He is tragicall on the stage

This fragment is a description of an actor from the 1620s.  Not only does it reveal much about the way actors were perceived in the 17th century, it also sheds light on how Shakespeare himself, who spent his time both on the stage, as well as writing for it, might have been regarded by his contemporaries in the theatre.

A Player

He knows the right use of the World, where in he comes to play a part and so away.  His life is not idle for it is all Action, and no man need be more wary in his doings, for the eyes of all men are upon him. His Profession has in it a kind of contradiction, for none is more dislik’d, and yet none more applauded; and he has this misfortune of some Scholler, too much wit makes him a foole.  He is like our painting Gentle-women, seldome in his owne face, seldomer in his cloathes, and he pleases, the better hee counterfeits, except onely when he is disguis’d with straw for gold lace.  Hee does not only personate on the Stage, but sometime in the Street, for he is mask’d still in the habit of a Gentleman.  His Parts find him oathes and good words, which he keeps for his use and Discourse, and makes shew with them of a fashionable Companion.

He is tragicall on the Stage, but rampant in the Tyring-house, and sweares oathes there which he never con’d. The waiting women Spectators are over-eares in love with him, and Ladies send for him to act in their Chambers.
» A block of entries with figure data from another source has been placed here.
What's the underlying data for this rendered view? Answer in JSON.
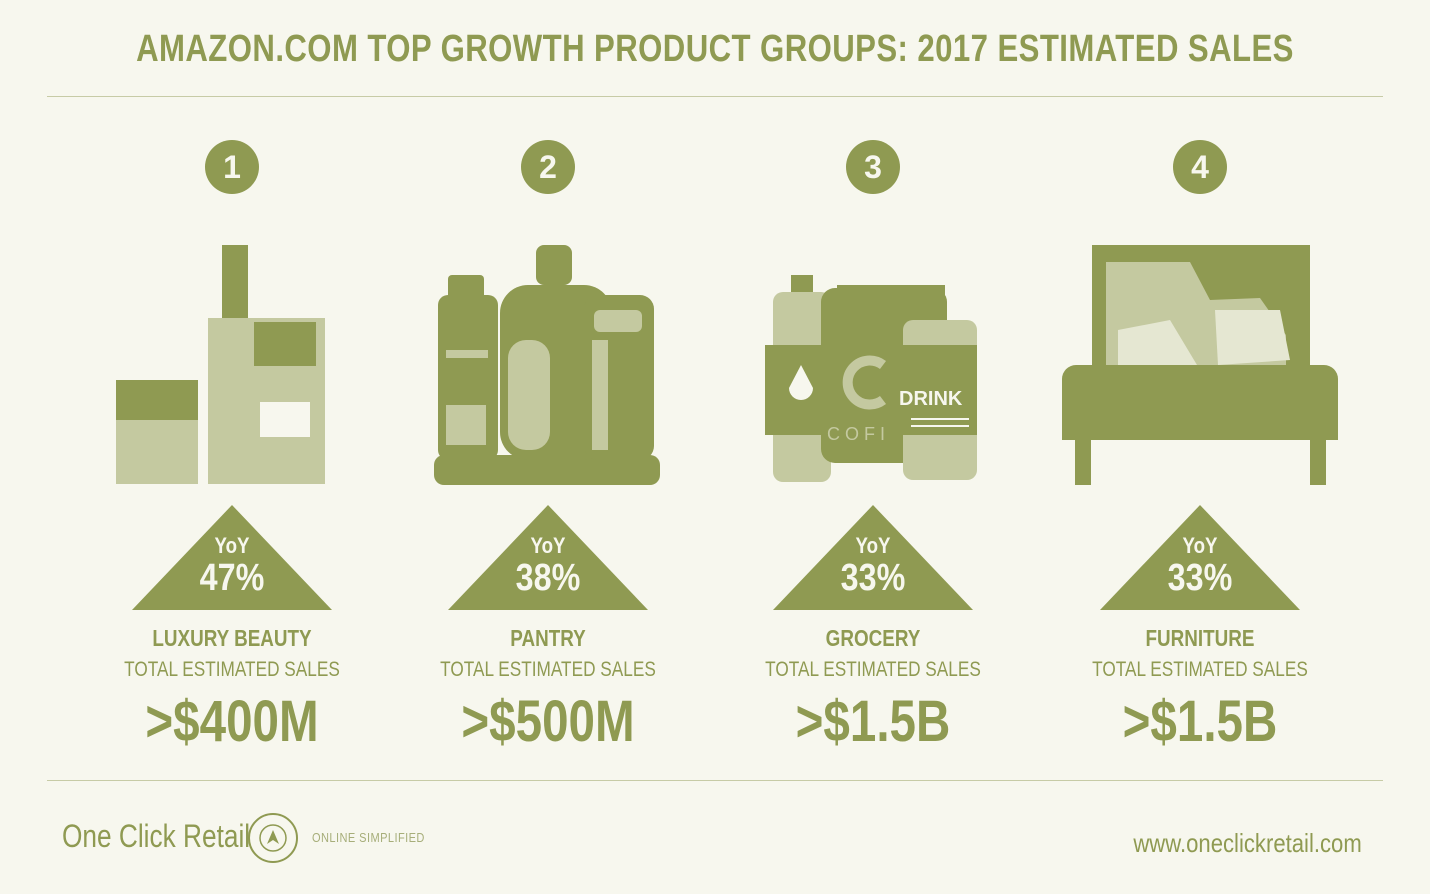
{
  "title": "AMAZON.COM TOP GROWTH PRODUCT GROUPS: 2017 ESTIMATED SALES",
  "accent_color": "#8f9a52",
  "background_color": "#f7f7ee",
  "groups": [
    {
      "rank": "1",
      "yoy_label": "YoY",
      "yoy_value": "47%",
      "category": "LUXURY BEAUTY",
      "sales_label": "TOTAL ESTIMATED SALES",
      "sales_value": ">$400M",
      "icon": "luxury-beauty-bottles-icon"
    },
    {
      "rank": "2",
      "yoy_label": "YoY",
      "yoy_value": "38%",
      "category": "PANTRY",
      "sales_label": "TOTAL ESTIMATED SALES",
      "sales_value": ">$500M",
      "icon": "pantry-bottles-icon"
    },
    {
      "rank": "3",
      "yoy_label": "YoY",
      "yoy_value": "33%",
      "category": "GROCERY",
      "sales_label": "TOTAL ESTIMATED SALES",
      "sales_value": ">$1.5B",
      "icon": "grocery-drinks-icon",
      "icon_text": {
        "drink": "DRINK",
        "cofi": "C O F I"
      }
    },
    {
      "rank": "4",
      "yoy_label": "YoY",
      "yoy_value": "33%",
      "category": "FURNITURE",
      "sales_label": "TOTAL ESTIMATED SALES",
      "sales_value": ">$1.5B",
      "icon": "bed-furniture-icon"
    }
  ],
  "footer": {
    "brand": "One Click Retail",
    "tagline": "ONLINE SIMPLIFIED",
    "website": "www.oneclickretail.com",
    "logo_icon": "compass-logo-icon"
  }
}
Your Innes of Court men were uvndone but for him, hee is their chiefe guest and employment, and the sole business that makes them Afternoones men.  The Poet only is his Tyrant, and he is bound to make his friends friend drunk at his charges. Shrove-tuesday hee feares as much as the Baudes, and Lent is more damage to him then the Butcher [the theatres were closed during Lent].  He was never so much discredited as in one Act, & that was of Parliament, which gives Hostlers Priviledge before him, for which hee abhors it more then a corrupt Judge.  But to give him his due, one well-furnished Actor has enough in him for five common Gentlemen, and if he have a good body for sixe, and for resolution, hee shall Challenge any Cato, for it has beene his practise to die bravely.